The recent Claude Poetry planning results in the Anthropic Biology paper suggest that Claude is doing implicit planning when writing poetry. But Anthropic only provides a single piece of evidence for this for a single prompt. Our goal is to provide detailed and quantitative evidence to show that LLMs are doing implicit planning in poetry and also provide case studies showing that LLMs are doing implicit planning in other contexts.
In prior research we found that steering vectors work well to get a model to rhyme with a specific rhyme family (e.g. causing the model to end the line with a word rhyming with "rain" instead of "quick").
We look at various metrics to measure models' ability to plan / our ability to manipulate the planning behavior:
Fraction where the model ends the line in a word from the correct rhyme family (for unsteered and steered)
Fraction where the model regenerated a word from the correct rhyme family if we only give the generated line and remove the last word
Fraction where the KL-divergence between the steered and unsteered models is really high
Average index of the first token with high KL-divergence
Fraction where the top-1 prediction is different between steered and unsteered model
Average index of the first token where the top-1 prediction is different
We compute these metrics for a list of different models (different sizes, different model families and base vs chat):
python
["Gemma2_9B",
"Gemma2_27B",
"Gemma3_1B",
"Gemma3_4B",
"Gemma3_12B",
"Gemma3_27B",
"Llama3.2_3B",
"Llama3.1_8B",
"Qwen3_8B",
"Qwen3_14B",
"Qwen3_32B",
"Gemma2_9B_Base",
"Gemma2_27B_Base",
"Gemma3_1B_Base",
"Gemma3_4B_Base",
"Gemma3_12B_Base",
"Gemma3_27B_Base",
"Llama3.2_3B_Base",
"Llama3.1_8B_Base",
"Qwen3_8B_Base",
"Qwen3_14B_Base",
"Qwen3_32B_Base",
"Llama3.3_70B",
"Llama3.3_70B_Base"]
And also for 20 different pairs of rhyme families (from 10 different rhyme families) and 20 different prompts per rhyme family.
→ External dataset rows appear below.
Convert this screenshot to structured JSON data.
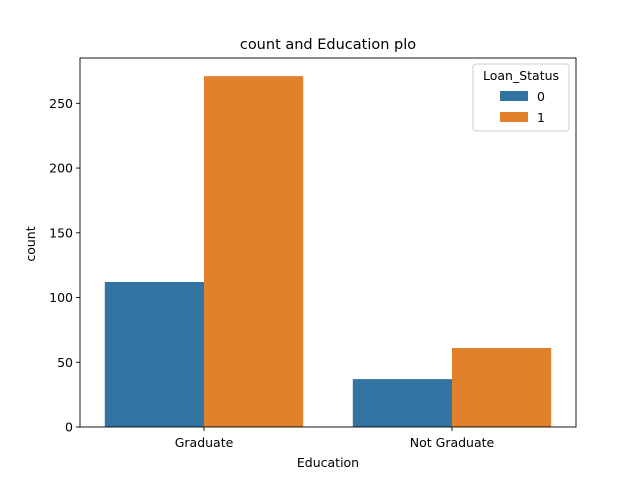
{
  "chart_data": {
    "type": "bar",
    "title": "count and Education plo",
    "xlabel": "Education",
    "ylabel": "count",
    "categories": [
      "Graduate",
      "Not Graduate"
    ],
    "series": [
      {
        "name": "0",
        "values": [
          112,
          37
        ],
        "color": "#3274a1"
      },
      {
        "name": "1",
        "values": [
          271,
          61
        ],
        "color": "#e1812c"
      }
    ],
    "ylim": [
      0,
      285
    ],
    "yticks": [
      0,
      50,
      100,
      150,
      200,
      250
    ],
    "legend": {
      "title": "Loan_Status",
      "placement": "top-right"
    },
    "grid": false
  }
}
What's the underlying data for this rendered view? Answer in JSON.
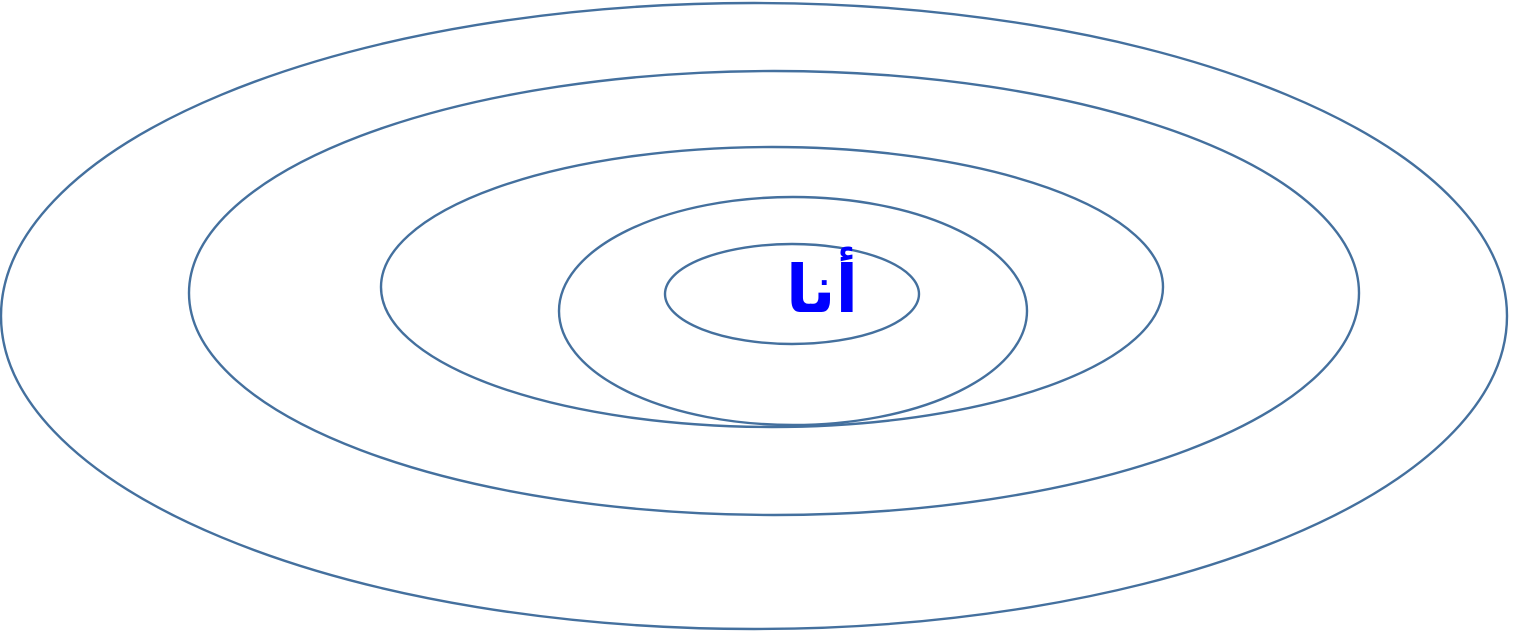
{
  "diagram": {
    "type": "concentric-ellipses",
    "ring_count": 5,
    "center_label": "أنا",
    "colors": {
      "ring_stroke": "#44709e",
      "label": "#0000ff",
      "background": "#ffffff"
    }
  }
}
We also run the same experiments but for steering towards specific words instead of rhyme families.
We then write up the results in a paper (and blogpost too I think).
To cover compute costs. Running everything should cost about $600, but we might need more if we catch a crucial error during a run or something.
Daniel Paperno: Assistant professor of Computational Linguistics at Utrecht University: Published a lot of papers.
Jim Maar: Master's student at the Hasso-Plattner-Institute: Did his bachelor thesis on a mech-interp topic: https://www.lesswrong.com/posts/wezSznWnsMhpRF2QH/exploring-how-othellogpt-computes-its-world-model
Our paper doesn't get accepted, but then it's still on arXiv and LessWrong.